Abilify MyCite. Voici le nom du dernier né de la famille des objets connectés en santé. Il s’agit d’un comprimé d’aripiprazole un peu différent de ses cousins partageant le même principe actif : jusqu’à cinq personnes choisies par le patient, et en particulier son médecin, peuvent suivre la prise du traitement via une application mobile.

Comment ça marche ? Le système est assez ingénieux. Le comprimé contient, en plus de la molécule active, une petite puce de la taille d’un grain de sable dont les matériaux, au contact des sucs gastriques, subissent une réaction chimique produisant suffisamment d’énergie pour l’alimenter. Elle émet alors un signal, capté par un patch collé sur la peau, qui enregistre la date et l’heure de l’émission du signal, ainsi que d’autres informations physiologiques du patient (notamment son niveau d’activité), avant de les transmettre vers un support mobile, smartphone ou tablette.

Prends ton cachet, mémé !

L’application permet également au patient de renseigner quelques informations supplémentaires, comme par exemple son humeur ou son temps de sommeil. Avec ces données, le médecin peut alors suivre le traitement de son patient, et éventuellement détecter un manque d’observance ou d’efficacité, qu’il soit volontaire ou issu d’un simple oubli.

Un avantage pour de nombreux patients schizophrènes, souffrant plus que le reste de la population de troubles de la mémoire, ou encore pour les personnes âgées souffrant, en plus de leur pathologie psychiatrique, de démence. Ces patients peuvent, plutôt que leur médecin, donner un accès à leurs données à des proches, qui pourront assister la prise de traitement.

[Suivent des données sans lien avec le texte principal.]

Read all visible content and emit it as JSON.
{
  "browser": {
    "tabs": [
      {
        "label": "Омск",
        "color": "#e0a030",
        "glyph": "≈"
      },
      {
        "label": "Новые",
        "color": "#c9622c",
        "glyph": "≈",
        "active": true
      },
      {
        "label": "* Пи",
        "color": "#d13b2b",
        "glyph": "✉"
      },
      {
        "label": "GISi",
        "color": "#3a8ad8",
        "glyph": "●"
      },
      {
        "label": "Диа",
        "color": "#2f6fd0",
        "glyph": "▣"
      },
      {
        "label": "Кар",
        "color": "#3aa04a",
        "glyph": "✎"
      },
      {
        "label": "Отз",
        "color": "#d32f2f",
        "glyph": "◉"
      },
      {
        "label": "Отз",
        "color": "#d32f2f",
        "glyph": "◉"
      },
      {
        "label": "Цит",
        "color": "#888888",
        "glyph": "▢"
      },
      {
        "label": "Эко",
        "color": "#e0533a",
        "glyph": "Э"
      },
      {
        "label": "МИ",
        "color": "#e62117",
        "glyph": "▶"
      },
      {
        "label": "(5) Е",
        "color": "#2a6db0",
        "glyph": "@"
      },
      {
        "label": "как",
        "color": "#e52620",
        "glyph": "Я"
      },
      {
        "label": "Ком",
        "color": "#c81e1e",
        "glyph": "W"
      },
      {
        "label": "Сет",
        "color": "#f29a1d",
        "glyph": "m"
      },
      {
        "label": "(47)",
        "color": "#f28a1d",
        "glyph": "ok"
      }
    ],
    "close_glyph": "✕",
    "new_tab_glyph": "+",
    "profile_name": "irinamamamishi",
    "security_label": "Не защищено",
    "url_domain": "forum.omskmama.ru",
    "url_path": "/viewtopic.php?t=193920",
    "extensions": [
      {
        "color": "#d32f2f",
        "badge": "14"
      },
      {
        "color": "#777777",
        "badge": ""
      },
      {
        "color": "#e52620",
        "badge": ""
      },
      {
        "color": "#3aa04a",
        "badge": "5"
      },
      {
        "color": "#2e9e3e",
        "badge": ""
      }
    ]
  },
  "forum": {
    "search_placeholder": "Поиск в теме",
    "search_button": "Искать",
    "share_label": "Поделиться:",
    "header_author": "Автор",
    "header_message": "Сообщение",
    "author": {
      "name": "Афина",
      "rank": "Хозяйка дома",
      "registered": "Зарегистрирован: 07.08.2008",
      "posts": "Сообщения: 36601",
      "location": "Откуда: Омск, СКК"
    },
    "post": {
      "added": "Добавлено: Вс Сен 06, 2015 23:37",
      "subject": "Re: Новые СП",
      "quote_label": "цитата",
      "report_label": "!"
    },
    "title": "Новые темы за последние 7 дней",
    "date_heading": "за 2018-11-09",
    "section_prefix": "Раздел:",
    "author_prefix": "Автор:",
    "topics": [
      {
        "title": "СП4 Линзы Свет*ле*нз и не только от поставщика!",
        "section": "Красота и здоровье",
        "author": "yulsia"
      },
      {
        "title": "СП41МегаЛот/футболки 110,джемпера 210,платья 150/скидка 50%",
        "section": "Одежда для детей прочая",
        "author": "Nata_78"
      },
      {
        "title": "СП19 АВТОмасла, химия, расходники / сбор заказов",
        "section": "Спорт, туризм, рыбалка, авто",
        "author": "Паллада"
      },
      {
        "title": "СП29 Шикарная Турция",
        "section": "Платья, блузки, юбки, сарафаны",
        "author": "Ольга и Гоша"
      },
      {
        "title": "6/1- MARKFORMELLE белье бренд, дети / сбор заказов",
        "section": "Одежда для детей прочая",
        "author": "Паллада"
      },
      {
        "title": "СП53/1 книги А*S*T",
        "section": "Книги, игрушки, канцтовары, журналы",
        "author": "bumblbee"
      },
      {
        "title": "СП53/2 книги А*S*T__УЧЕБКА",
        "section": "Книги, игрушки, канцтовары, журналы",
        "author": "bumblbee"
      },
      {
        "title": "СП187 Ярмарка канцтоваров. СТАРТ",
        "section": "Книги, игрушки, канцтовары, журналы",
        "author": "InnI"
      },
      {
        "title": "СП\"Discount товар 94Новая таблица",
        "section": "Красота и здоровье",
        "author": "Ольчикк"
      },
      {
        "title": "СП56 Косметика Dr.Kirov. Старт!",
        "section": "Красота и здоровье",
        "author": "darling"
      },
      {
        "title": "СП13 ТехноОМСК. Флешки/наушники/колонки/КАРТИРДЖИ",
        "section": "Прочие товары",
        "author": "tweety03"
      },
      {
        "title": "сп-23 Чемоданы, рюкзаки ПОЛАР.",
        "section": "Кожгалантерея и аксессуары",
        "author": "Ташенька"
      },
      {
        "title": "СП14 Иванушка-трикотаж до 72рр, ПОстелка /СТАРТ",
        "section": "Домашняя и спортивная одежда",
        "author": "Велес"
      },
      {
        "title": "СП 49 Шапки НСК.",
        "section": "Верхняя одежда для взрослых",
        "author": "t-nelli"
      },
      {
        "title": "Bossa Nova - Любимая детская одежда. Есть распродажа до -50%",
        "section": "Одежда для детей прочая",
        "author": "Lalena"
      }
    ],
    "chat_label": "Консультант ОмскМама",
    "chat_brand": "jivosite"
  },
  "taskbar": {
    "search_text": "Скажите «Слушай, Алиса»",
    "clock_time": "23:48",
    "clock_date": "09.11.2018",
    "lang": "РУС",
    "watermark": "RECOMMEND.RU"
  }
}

Dis-nous ce que tu avales…

Tout cela est bien joli, voire un brin excitant pour ceux d’entre nous qui sont un peu fascinés par ces objets high tech. Mais quelques réfractaires viennent déjà briser l'enthousiasme pour ce genre d’innovations. L’utilisation des données de santé, une fois de plus, fait débat.

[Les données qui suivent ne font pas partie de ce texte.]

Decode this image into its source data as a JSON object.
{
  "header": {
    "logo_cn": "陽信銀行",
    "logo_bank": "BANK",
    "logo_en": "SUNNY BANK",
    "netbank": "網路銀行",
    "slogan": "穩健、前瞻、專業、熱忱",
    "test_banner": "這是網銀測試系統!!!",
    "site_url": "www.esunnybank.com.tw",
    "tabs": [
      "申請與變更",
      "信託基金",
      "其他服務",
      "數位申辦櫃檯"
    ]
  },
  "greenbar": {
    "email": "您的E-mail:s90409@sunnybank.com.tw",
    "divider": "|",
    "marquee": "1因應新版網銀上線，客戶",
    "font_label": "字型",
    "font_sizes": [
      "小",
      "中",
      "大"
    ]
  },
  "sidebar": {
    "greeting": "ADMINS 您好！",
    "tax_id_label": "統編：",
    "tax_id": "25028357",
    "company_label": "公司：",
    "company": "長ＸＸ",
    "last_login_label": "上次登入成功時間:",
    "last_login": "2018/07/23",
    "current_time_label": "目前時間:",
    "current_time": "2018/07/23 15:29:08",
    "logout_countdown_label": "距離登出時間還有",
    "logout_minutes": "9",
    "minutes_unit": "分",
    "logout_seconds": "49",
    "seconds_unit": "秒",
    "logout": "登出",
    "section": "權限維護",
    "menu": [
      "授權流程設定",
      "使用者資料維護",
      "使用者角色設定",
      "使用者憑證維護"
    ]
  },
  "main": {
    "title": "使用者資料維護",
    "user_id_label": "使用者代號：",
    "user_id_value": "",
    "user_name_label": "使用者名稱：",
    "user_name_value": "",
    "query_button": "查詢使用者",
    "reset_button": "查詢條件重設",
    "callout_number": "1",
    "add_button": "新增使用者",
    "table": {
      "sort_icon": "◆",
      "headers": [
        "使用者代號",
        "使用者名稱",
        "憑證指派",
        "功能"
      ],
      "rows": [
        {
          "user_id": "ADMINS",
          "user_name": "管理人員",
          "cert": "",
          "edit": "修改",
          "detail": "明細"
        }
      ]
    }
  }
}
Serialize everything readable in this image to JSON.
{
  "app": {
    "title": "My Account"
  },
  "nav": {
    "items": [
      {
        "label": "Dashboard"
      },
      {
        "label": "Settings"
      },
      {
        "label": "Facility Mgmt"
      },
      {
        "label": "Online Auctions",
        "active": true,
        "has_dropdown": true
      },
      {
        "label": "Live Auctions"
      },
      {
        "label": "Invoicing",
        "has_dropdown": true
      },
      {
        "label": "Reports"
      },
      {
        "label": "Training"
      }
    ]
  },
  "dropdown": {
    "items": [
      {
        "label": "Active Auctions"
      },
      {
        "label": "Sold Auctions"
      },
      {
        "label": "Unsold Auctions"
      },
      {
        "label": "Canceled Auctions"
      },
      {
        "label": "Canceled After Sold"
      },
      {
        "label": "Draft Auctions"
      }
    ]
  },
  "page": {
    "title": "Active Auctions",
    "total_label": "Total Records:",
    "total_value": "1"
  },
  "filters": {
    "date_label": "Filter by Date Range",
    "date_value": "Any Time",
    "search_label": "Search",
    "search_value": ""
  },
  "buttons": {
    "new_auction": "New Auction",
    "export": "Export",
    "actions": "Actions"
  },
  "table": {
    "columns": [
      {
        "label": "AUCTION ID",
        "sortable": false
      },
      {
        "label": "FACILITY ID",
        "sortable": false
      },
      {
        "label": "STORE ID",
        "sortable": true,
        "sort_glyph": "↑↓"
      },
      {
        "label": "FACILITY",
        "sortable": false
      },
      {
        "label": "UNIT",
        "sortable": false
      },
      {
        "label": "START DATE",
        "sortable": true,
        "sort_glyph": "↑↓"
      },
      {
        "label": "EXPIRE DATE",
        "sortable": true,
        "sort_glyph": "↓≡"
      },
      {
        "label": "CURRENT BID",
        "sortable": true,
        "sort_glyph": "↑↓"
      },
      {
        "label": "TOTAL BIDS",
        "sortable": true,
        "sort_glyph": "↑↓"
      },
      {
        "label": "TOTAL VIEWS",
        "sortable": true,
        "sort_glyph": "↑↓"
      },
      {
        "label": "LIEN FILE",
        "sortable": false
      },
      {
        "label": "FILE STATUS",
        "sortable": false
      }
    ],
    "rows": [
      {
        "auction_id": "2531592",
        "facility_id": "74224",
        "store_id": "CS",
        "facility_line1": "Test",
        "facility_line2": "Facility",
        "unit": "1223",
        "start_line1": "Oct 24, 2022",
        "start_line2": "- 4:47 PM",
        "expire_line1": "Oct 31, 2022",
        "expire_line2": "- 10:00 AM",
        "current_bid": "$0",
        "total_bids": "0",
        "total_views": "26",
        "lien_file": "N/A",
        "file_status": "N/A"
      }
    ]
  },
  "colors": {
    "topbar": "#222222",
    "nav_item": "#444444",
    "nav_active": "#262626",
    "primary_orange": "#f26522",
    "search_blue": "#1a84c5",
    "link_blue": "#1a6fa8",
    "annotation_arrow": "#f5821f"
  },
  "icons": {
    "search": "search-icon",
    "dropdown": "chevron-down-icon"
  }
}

« Il existe un manque de transparence sur la nature des données de santé collectées, leur fréquence mais aussi la finalité de leur transmission, explique Nathalie Devillier, professeure de droit à Grenoble École de Management (GEM), dans The Conversation. Cette discrétion ne peut qu’éveiller la suspicion, notamment sur la réutilisation des données à des fins secondaires qui ne seraient pas explicitement approuvées par le patient ».

Les complotistes à la sauce aripripazole

Atteinte à la vie privée, marketing ciblé… Ces problématiques sont bien connues. Mais d’autres plus spécifiques à ce médicament apparaissent. N’est-il pas un peu risqué de proposer à des patients parfois sujets à des délires paranoïaques un dispositif interne ouvrant à des tierces personnes un accès à des informations sur leur santé ? Pourquoi choisir, comme pionnier du cachet connecté et parmi tant de possibilités, un antipsychotique ? Abilify MyCite n’est-il pas un outil supplémentaire d’infantilisation des patients psychiatriques ?

« Avoir la capacité de monitorer la prise de médicaments prescrits dans le cadre de maladies mentales peut être utile à certains patients », estime le Dr Mitchell Mathis, directeur de la division psychiatrie à la FDA, avant d’ajouter que l’agence soutient ce genre d’innovations. S’il le dit… Mais la FDA ne fait pas mention d’un bénéfice en comparaison de l’aripripazole simple.